The only solution to this problem is for humans and computers to speak the same language. Since humans will never be able to speak JavaScript this means computers will have to speak English, or at least some form of it that acts as a common ground. Before you dismiss this as impractical, consider; it's already done on a huge scale and very successfully. If you are a database expert (and not necessarily a programmer) you will be familiar with SQL and able to read or even construct quite elaborate descriptions of what you want to achieve. The good news is, the computer will understand you. The overall error rate will be low because all the parties involved - client, database expert, programmer and computer - speak the same language. I expect a similar claim can also be made for finance, where spreadsheets containing Excel macros commonly bind clients, financial experts, programmers and the computer.
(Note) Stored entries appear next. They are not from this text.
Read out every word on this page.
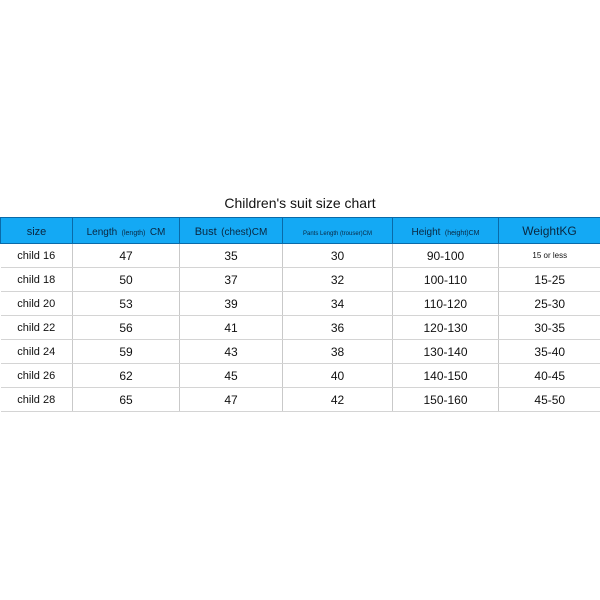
Children's suit size chart
size	Length (length) CM	Bust (chest)CM	Pants Length (trouser)CM	Height (height)CM	WeightKG
child 16	47	35	30	90-100	15 or less
child 18	50	37	32	100-110	15-25
child 20	53	39	34	110-120	25-30
child 22	56	41	36	120-130	30-35
child 24	59	43	38	130-140	35-40
child 26	62	45	40	140-150	40-45
child 28	65	47	42	150-160	45-50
And that's the basis of my plea for an industrial-strength language for browsers, that uses English-like scripts to convey meaning and preserves readability by everyone from the owner of the site to the browser it runs on. Since I believe in practicing what I preach I built my own compiler and I get very good results with it, but I'm not an expert in that field, nor am I in the same intellectual class as the people currently developing frameworks like Angular and React. I can barely imagine the power and beauty of what might appear if that amount of effort were to be expended on devising and implementing a form of English that allows people of all abilities to truly "write" websites and web apps and then keep then running for a decade and beyond, but I long for the day such a system arrives.